Question. Of the line of battle formed by the enemy opposed to General Porter's command between 5 o'clock and sundown, what portion of the enemy's troops were south of the Manassas Railroad?
Answer. They were more along the railroad. The railroad came down close to us-off a little to the right of my skirmishers; so that, in advancing my skirmishers, my right came on to the railroad much sooner that my left.
Question. Were any of the enemy's forces south of that road?
Answer. They were along the railroad, but none this side of it except skirmishers. I met dragoons along the whole front, and particularly on this direct road; and then afterward their skirmisher came to my front, and extended in a longer line than I did, and drove me in.
Question. Supposing the force of General Porter to have been extended from the point where General Morell's command was, down to Bethlehem church, could not a large porion of them have moved along the Sudley Springs road to the battle-field within a much shorter period of time than you have named for the whole movement?

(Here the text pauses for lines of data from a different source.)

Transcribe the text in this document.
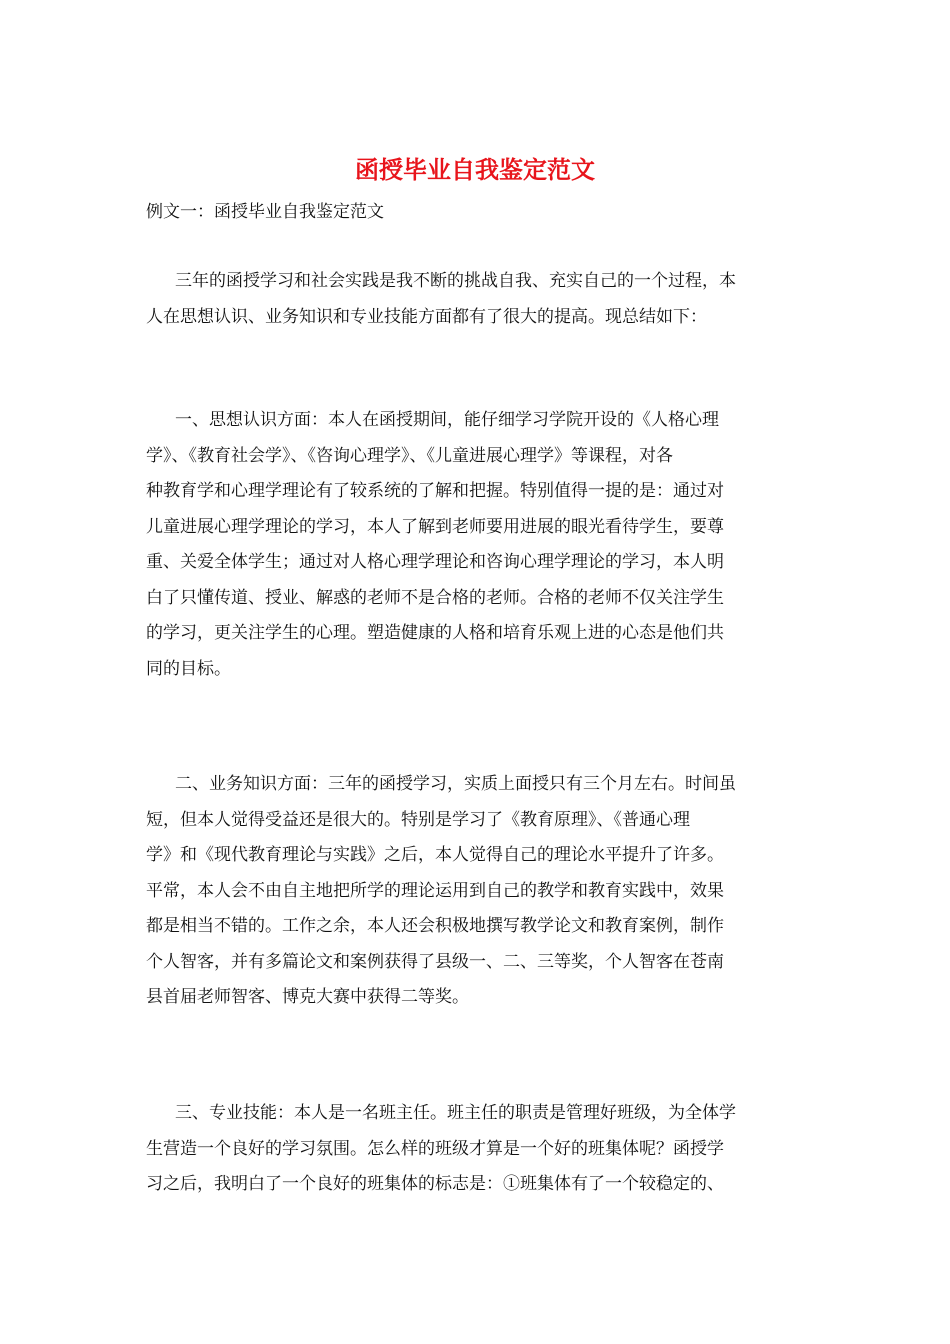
函授毕业自我鉴定范文
例文一：函授毕业自我鉴定范文
三年的函授学习和社会实践是我不断的挑战自我、充实自己的一个过程，本
人在思想认识、业务知识和专业技能方面都有了很大的提高。现总结如下：
一、思想认识方面：本人在函授期间，能仔细学习学院开设的《人格心理
学》、《教育社会学》、《咨询心理学》、《儿童进展心理学》等课程，对各
种教育学和心理学理论有了较系统的了解和把握。特别值得一提的是：通过对
儿童进展心理学理论的学习，本人了解到老师要用进展的眼光看待学生，要尊
重、关爱全体学生；通过对人格心理学理论和咨询心理学理论的学习，本人明
白了只懂传道、授业、解惑的老师不是合格的老师。合格的老师不仅关注学生
的学习，更关注学生的心理。塑造健康的人格和培育乐观上进的心态是他们共
同的目标。
二、业务知识方面：三年的函授学习，实质上面授只有三个月左右。时间虽
短，但本人觉得受益还是很大的。特别是学习了《教育原理》、《普通心理
学》和《现代教育理论与实践》之后，本人觉得自己的理论水平提升了许多。
平常，本人会不由自主地把所学的理论运用到自己的教学和教育实践中，效果
都是相当不错的。工作之余，本人还会积极地撰写教学论文和教育案例，制作
个人智客，并有多篇论文和案例获得了县级一、二、三等奖，个人智客在苍南
县首届老师智客、博克大赛中获得二等奖。
三、专业技能：本人是一名班主任。班主任的职责是管理好班级，为全体学
生营造一个良好的学习氛围。怎么样的班级才算是一个好的班集体呢？函授学
习之后，我明白了一个良好的班集体的标志是：①班集体有了一个较稳定的、
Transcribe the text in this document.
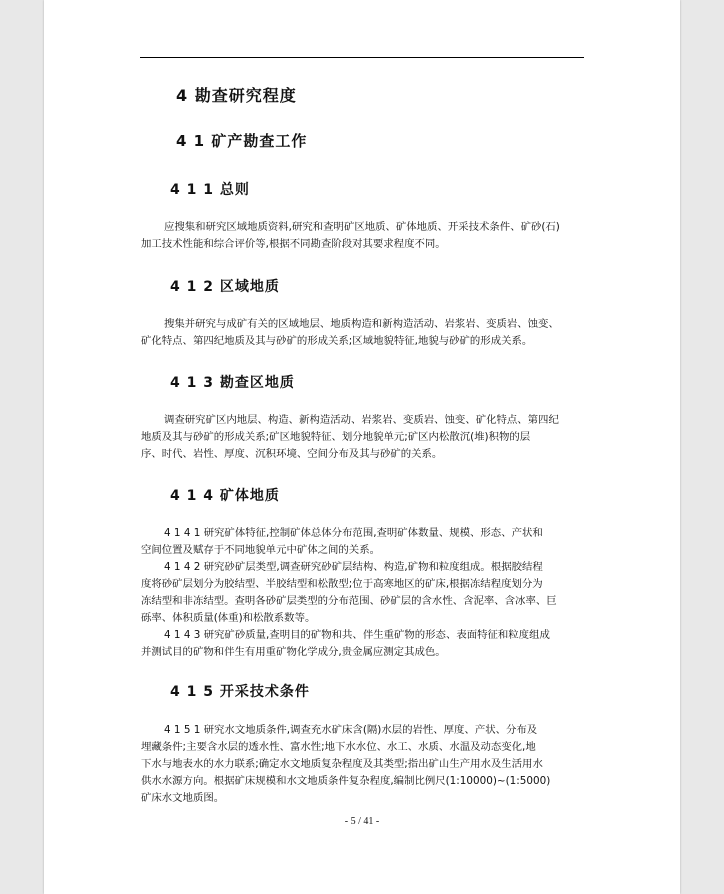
4 勘查研究程度
4 1 矿产勘查工作
4 1 1 总则
应搜集和研究区域地质资料,研究和查明矿区地质、矿体地质、开采技术条件、矿砂(石)
加工技术性能和综合评价等,根据不同勘查阶段对其要求程度不同。
4 1 2 区域地质
搜集并研究与成矿有关的区域地层、地质构造和新构造活动、岩浆岩、变质岩、蚀变、
矿化特点、第四纪地质及其与砂矿的形成关系;区域地貌特征,地貌与砂矿的形成关系。
4 1 3 勘查区地质
调查研究矿区内地层、构造、新构造活动、岩浆岩、变质岩、蚀变、矿化特点、第四纪
地质及其与砂矿的形成关系;矿区地貌特征、划分地貌单元;矿区内松散沉(堆)积物的层
序、时代、岩性、厚度、沉积环境、空间分布及其与砂矿的关系。
4 1 4 矿体地质
4 1 4 1 研究矿体特征,控制矿体总体分布范围,查明矿体数量、规模、形态、产状和
空间位置及赋存于不同地貌单元中矿体之间的关系。
4 1 4 2 研究砂矿层类型,调查研究砂矿层结构、构造,矿物和粒度组成。根据胶结程
度将砂矿层划分为胶结型、半胶结型和松散型;位于高寒地区的矿床,根据冻结程度划分为
冻结型和非冻结型。查明各砂矿层类型的分布范围、砂矿层的含水性、含泥率、含冰率、巨
砾率、体积质量(体重)和松散系数等。
4 1 4 3 研究矿砂质量,查明目的矿物和共、伴生重矿物的形态、表面特征和粒度组成
并测试目的矿物和伴生有用重矿物化学成分,贵金属应测定其成色。
4 1 5 开采技术条件
4 1 5 1 研究水文地质条件,调查充水矿床含(隔)水层的岩性、厚度、产状、分布及
埋藏条件;主要含水层的透水性、富水性;地下水水位、水工、水质、水温及动态变化,地
下水与地表水的水力联系;确定水文地质复杂程度及其类型;指出矿山生产用水及生活用水
供水水源方向。根据矿床规模和水文地质条件复杂程度,编制比例尺(1:10000)~(1:5000)
矿床水文地质图。
- 5 / 41 -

Answer. By all means, much sooner than we would.
Question. Do you know any reason why that road was not practicable for an advance on the 29th?
Answer. I do not know any reason why it was not practicable.
Question. Would such a separation of General Porter's corps on the 29th, by a part of it moving up the Sudley Springs road to the battlefield, have been an eminently dangerous military movement at that time, considering the position and force of the enemy in front?
Answer. It would be unusual to separate parts of a corps, and particularly with such a large force of the enemy in our front. It would have left us very weak in our position in the advance. I understood that the part of the corps that was left behind by General Porter was left there as a support to us, to be used in any direction that he saw fit. It would have been unusual, and I think it would have seen criticized by General Porter's officers, to have sent them off in any other direction, leaving us alone with this large force of the enemy in our front.
Question. Suppose the case of an order from General Pope to General Porter to make the movement to assault the right of Jackson's army, could that Sudley Springs road have been taken by any portion of General Porter's corps to accomplish that object?
Answer. Yes, sir; it could have been taken; but it could not have been taken, when we got the order, in time to have met the enemy and done anything.
Question. You mean done anything by daylight?
Answer. Yes, sir; by daylight that day-to have done anything that day.
Question. Did the battle cease immediately after daylight?
Answer. Yes, sir; the battle ceased about dark.
The examination of this witness here closed.
Major General GEORGE B. McCLELLAN called by the accused, and sworn and examined as follows:
By the ACCUSED:
Question. Will you state whether you commanded the Army of the Potomac in its Peninsula campaign in Virginia, and up to what time after that?
Answer. I commanded the Army of the Potomac from immediately after the battle of Bull Run, in 1861, to about the end of August, 1862; I have forgotten the exact date.